Budget 2016: A mixed bag

Editor-Post

The third Budget of the NDA Government unveiled by Finance Minister Arun Jaitley in the Lok Sabha on Monday was a mixed bag – good for farming and rural India, and a bit harsh on the middle class and salary earners.

The agrarian and social sectors of India will definitely benefit from increased budgetary allocations of funds which will usher in some prosperity in villages if the schemes proposed are implemented both in letter and in spirit. Also on the positive side, the Government decided to stick to the fiscal consolidation roadmap brushing aside the suggestion that amid the global slowdown it would be proper to sacrifice fiscal prudence and focus single-mindedly on growth by significantly stepping up public expenditure. The Keynesians lost out and Jaitley opted to keep the fiscal deficit at 3.5 per cent of the Gross Domestic Product (GDP), down from 3.9 per cent estimated in the current financial year. Global rating agencies should now have no reason to complain.
 
However, as they say devil is in the detail, the Finance Minister’s proposal to subject 60 percent of the Employees’ Provident Fund withdrawals to the EET (exempt, exempt and tax) model of taxation evoked a sharp reaction from people, especially the lower and upper middle classes and trade unions. Unnerved by the sharp reaction, the Finance Ministry went into a fire-fighting mode to contain the fallout.
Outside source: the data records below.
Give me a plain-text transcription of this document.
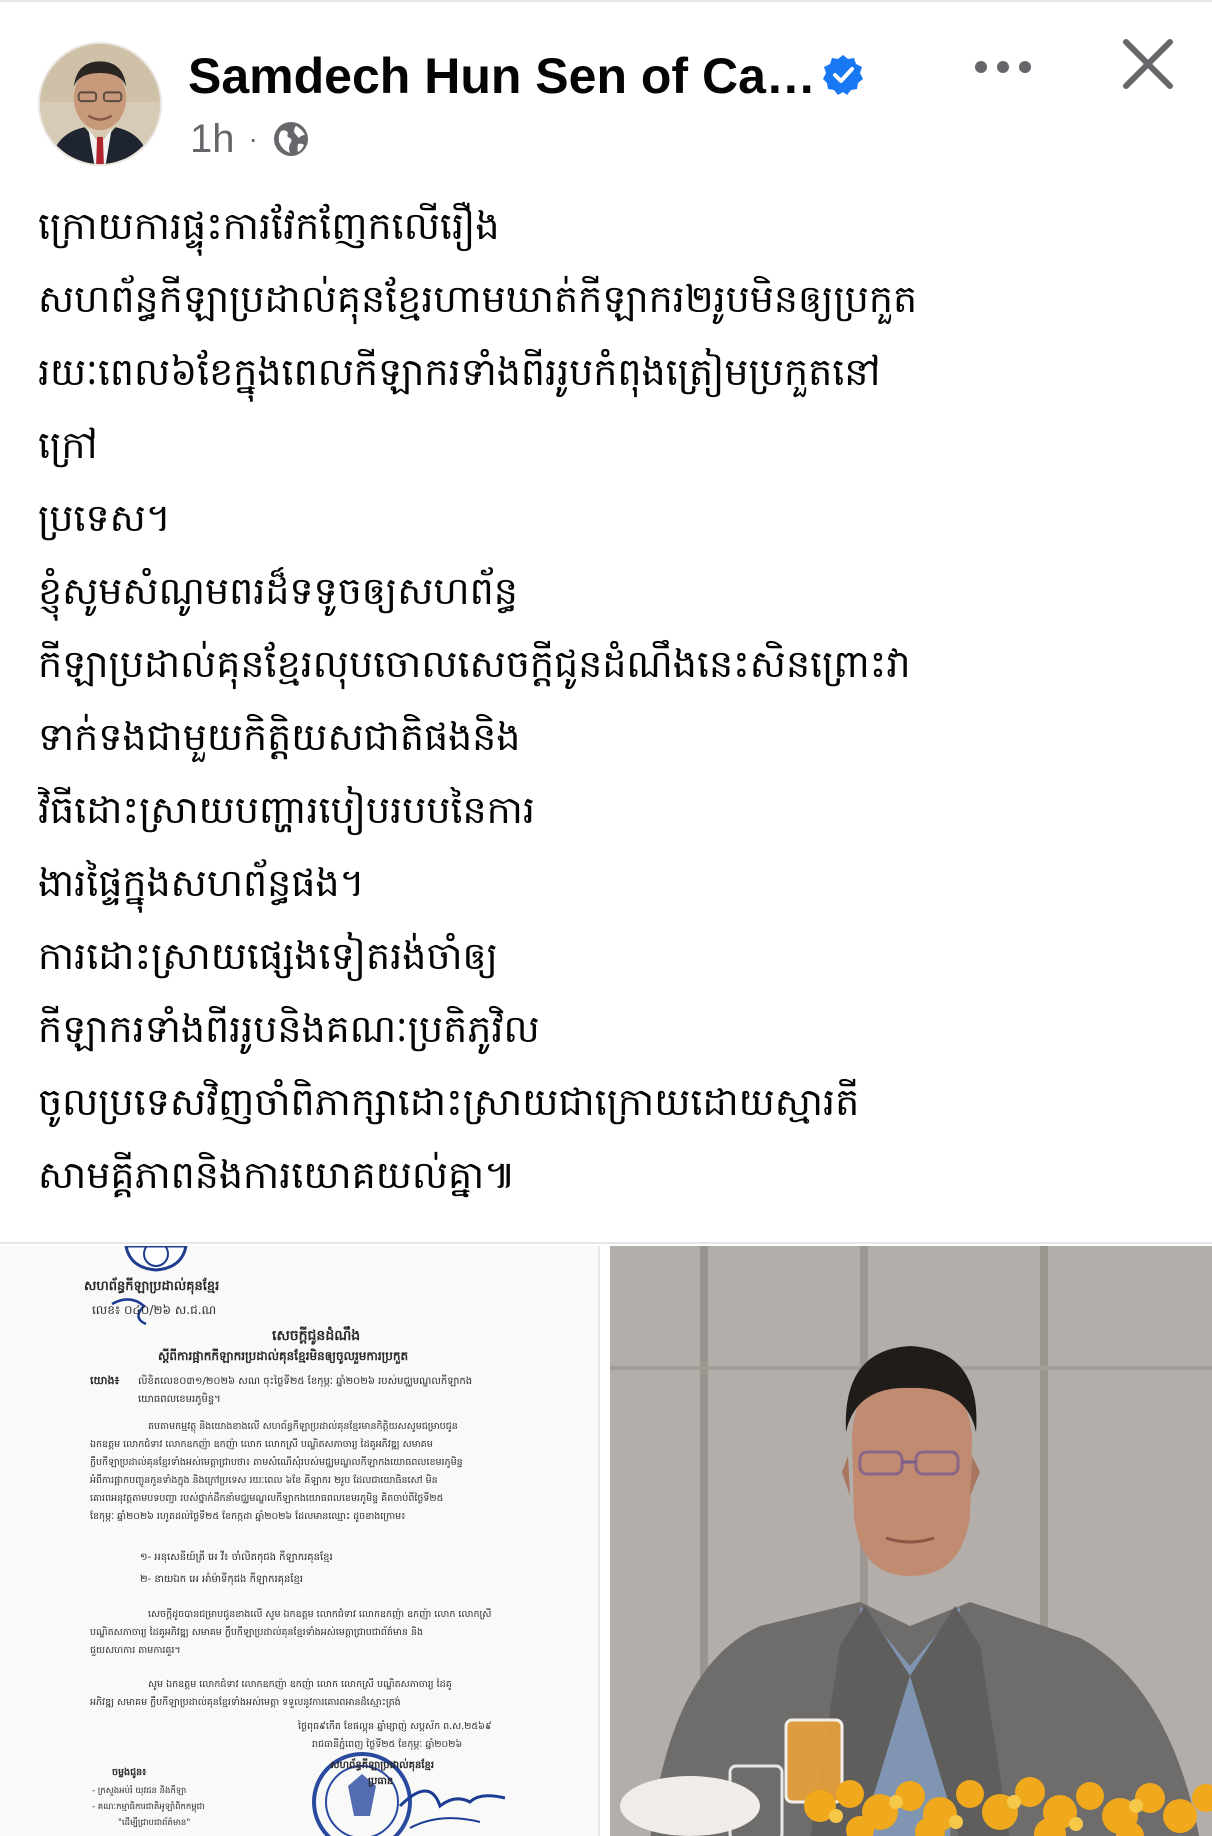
Samdech Hun Sen of Ca…
1h ·
ក្រោយការផ្ទុះការវែកញែកលើរឿង
សហព័ន្ធកីឡាប្រដាល់គុនខ្មែរហាមឃាត់កីឡាករ២រូបមិនឲ្យប្រកួត
រយៈពេល៦ខែក្នុងពេលកីឡាករទាំងពីររូបកំពុងត្រៀមប្រកួតនៅ
ក្រៅ
ប្រទេស។
ខ្ញុំសូមសំណូមពរដ៏ទទូចឲ្យសហព័ន្ធ
កីឡាប្រដាល់គុនខ្មែរលុបចោលសេចក្ដីជូនដំណឹងនេះសិនព្រោះវា
ទាក់ទងជាមួយកិត្តិយសជាតិផងនិង
វិធីដោះស្រាយបញ្ហារបៀបរបបនៃការ
ងារផ្ទៃក្នុងសហព័ន្ធផង។
ការដោះស្រាយផ្សេងទៀតរង់ចាំឲ្យ
កីឡាករទាំងពីររូបនិងគណៈប្រតិភូវិល
ចូលប្រទេសវិញចាំពិភាក្សាដោះស្រាយជាក្រោយដោយស្មារតី
សាមគ្គីភាពនិងការយោគយល់គ្នា៕
សហព័ន្ធកីឡាប្រដាល់គុនខ្មែរ
លេខ៖ ០៤០/២៦ ស.ជ.ណ
សេចក្ដីជូនដំណឹង
ស្ដីពីការផ្អាកកីឡាករប្រដាល់គុនខ្មែរមិនឲ្យចូលរួមការប្រកួត
យោង៖ លិខិតលេខ០៣១/២០២៦ សណ ចុះថ្ងៃទី២៥ ខែកុម្ភៈ ឆ្នាំ២០២៦ របស់មជ្ឈមណ្ឌលកីឡាកង
យោធពលខេមរភូមិន្ទ។
តបតាមកម្មវត្ថុ និងយោងខាងលើ សហព័ន្ធកីឡាប្រដាល់គុនខ្មែរមានកិត្តិយសសូមជម្រាបជូន
ឯកឧត្តម លោកជំទាវ លោកឧកញ៉ា ឧកញ៉ា លោក លោកស្រី បណ្ឌិតសភាចារ្យ ដៃគូអភិវឌ្ឍ សមាគម
ក្លឹបកីឡាប្រដាល់គុនខ្មែរទាំងអស់មេត្តាជ្រាបថា៖ តាមសំណើសុំរបស់មជ្ឈមណ្ឌលកីឡាកងយោធពលខេមរភូមិន្ទ
អំពីការផ្អាកបញ្ចូនកូនទាំងក្នុង និងក្រៅប្រទេស រយៈពេល ៦ខែ គីឡាករ ២រូប ដែលជាយោធិនសៅ មិន
គោរពអនុវត្តតាមបទបញ្ជា របស់ថ្នាក់ដឹកនាំមជ្ឈមណ្ឌលកីឡាកងយោធពលខេមរភូមិន្ទ គិតចាប់ពីថ្ងៃទី២៥
ខែកុម្ភៈ ឆ្នាំ២០២៦ រហូតដល់ថ្ងៃទី២៥ ខែកក្កដា ឆ្នាំ២០២៦ ដែលមានឈ្មោះ ដូចខាងក្រោម៖
១- អនុសេនីយ៍ត្រី អេ វី៖ ចាំលិតកុជង កីឡាករគុនខ្មែរ
២- នាយឯក អេ អាំម៉ាទីកុជង កីឡាករគុនខ្មែរ
សេចក្ដីដូចបានជម្រាបជូនខាងលើ សូម ឯកឧត្តម លោកជំទាវ លោកឧកញ៉ា ឧកញ៉ា លោក លោកស្រី
បណ្ឌិតសភាចារ្យ ដៃគូអភិវឌ្ឍ សមាគម ក្លឹបកីឡាប្រដាល់គុនខ្មែរទាំងអស់មេត្តាជ្រាបជាព័ត៌មាន និង
ជួយសហការ តាមការគួរ។
សូម ឯកឧត្តម លោកជំទាវ លោកឧកញ៉ា ឧកញ៉ា លោក លោកស្រី បណ្ឌិតសភាចារ្យ ដៃគូ
អភិវឌ្ឍ សមាគម ក្លឹបកីឡាប្រដាល់គុនខ្មែរទាំងអស់មេត្តា ទទួលនូវការគោរពអានដ៏ស្មោះត្រង់
ថ្ងៃពុធ៩កើត ខែផល្គុន ឆ្នាំម្សាញ់ សប្តស័ក ព.ស.២៥៦៩
រាជធានីភ្នំពេញ ថ្ងៃទី២៥ ខែកុម្ភៈ ឆ្នាំ២០២៦
សហព័ន្ធកីឡាប្រដាល់គុនខ្មែរ
ប្រធាន
ចម្លងជូន៖
- ក្រសួងអប់រំ យុវជន និងកីឡា
- គណៈកម្មាធិការជាតិអូឡាំពិកកម្ពុជា
"ដើម្បីជ្រាបជាព័ត៌មាន"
It is reportedly contemplating rolling back the proposal for which there is little justification in the absence of a credible social security scheme which could take care of the needs of the aged in India.
 
What is also a bit disturbing is that Jaitley has made an extra effort to raise additional resources from indirect taxation, while giving small concessions on the direct taxes side. There would be a revenue sacrifice of Rs 1,060 crore in direct taxes, while indirect tax proposals are expected to yield Rs 20,670 crore, resulting in a net revenue gain of Rs 19,610 crores. This would mean a greater burden on the common man of India, which may prove inflationary had the global oil prices not been low.

Good economics cannot be divorced from good politics. The focus of the government policy ought to be on India’s growth and wealth generation and not on a redistribution of its wealth. The Government’s effort should be to encourage savings by Indians and accelerate investment to achieve the potential growth rate of 8-10 per cent as quickly as possible.